Coming Home
In all of the Januarys and Mondays, the I’m sorrys and amens, sunrises, and the grace found in the sweetness of Sabbath, I am always looking for the new beginnings. If this past year wasn’t ever the biggest nod of permission to lose our false ideation, I don’t know what was.
Just lately I have found myself easily triggered, frustrated and anxious and believing the lie that I don’t deserve that new beginning. Would I be more worthy if I did more for my neighbor? If I lost the weight? If I continued my education? If I sacrificed more? It sounds ridiculous to put so bluntly to paper, but that’s essentially what I am bargaining my worthiness over. How about you?
This past year was a readjustment of our lives. A call to slow down and show up. And in that void of distraction - the slowing down and showing up - we have been handed the gift of feeling it all. The gift of seeing what we’re made of: our resolve and our sadness.
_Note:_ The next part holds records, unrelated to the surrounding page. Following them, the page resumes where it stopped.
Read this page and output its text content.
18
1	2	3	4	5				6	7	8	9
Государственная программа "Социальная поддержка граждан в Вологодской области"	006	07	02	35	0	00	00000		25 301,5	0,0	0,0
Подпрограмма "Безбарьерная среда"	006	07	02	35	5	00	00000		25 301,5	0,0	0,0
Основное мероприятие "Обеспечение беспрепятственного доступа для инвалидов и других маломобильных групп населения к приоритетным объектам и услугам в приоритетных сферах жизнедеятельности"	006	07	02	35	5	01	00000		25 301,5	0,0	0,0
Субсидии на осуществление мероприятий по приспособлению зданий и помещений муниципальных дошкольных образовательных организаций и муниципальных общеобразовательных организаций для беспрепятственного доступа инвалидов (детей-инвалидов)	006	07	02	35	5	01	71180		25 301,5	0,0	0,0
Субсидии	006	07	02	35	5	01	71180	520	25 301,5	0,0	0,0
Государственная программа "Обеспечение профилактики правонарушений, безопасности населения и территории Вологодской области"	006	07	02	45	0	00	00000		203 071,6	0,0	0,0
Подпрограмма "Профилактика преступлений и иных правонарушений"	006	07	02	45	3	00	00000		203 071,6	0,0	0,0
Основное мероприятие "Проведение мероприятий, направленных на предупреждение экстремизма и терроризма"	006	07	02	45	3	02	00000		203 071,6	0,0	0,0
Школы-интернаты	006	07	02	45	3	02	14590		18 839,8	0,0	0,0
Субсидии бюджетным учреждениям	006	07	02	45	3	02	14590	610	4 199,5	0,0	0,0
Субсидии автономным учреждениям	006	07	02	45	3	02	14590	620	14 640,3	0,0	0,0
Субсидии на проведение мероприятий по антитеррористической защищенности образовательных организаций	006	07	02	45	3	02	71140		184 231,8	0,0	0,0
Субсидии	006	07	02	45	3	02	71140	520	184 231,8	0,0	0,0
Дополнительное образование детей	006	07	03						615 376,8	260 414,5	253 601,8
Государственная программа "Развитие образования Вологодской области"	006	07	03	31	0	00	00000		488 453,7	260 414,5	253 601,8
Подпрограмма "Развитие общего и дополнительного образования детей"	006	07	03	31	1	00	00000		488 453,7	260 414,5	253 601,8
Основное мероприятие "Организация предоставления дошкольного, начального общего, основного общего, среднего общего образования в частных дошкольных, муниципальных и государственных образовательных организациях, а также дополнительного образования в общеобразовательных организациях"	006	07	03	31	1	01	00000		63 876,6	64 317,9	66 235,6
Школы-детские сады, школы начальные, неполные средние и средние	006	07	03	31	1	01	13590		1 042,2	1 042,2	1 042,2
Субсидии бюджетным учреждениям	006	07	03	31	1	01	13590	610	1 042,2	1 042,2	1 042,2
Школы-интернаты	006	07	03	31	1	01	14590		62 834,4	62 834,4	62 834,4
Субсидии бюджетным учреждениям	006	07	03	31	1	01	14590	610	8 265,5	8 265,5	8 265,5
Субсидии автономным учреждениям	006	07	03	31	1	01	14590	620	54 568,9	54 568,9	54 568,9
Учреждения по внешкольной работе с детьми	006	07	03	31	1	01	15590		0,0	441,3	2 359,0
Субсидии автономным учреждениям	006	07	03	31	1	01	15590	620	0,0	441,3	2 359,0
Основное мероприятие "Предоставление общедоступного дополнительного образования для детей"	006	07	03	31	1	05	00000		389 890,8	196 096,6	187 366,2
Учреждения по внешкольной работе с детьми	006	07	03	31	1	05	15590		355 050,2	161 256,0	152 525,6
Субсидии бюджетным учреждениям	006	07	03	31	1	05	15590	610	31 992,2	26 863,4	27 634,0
This present year I am focusing on what it means to come home to myself, and not in that self-help kind of way. Coming back to myself through an understanding that has nothing to do with study or intellect and everything to do with resting in who I am right now in this moment, and realizing that God’s love is inescapable.
Coming back to myself in a way that has nothing to do with being better or doing more, but resting in the realization that God indwells all of the versions and the evolution of me in my entirety. Knowing that God is wherever I am. That God is my eternal home; my forever shelter, and if my house is suitable for the Creator of Life to inhabit, then I can find peace there too.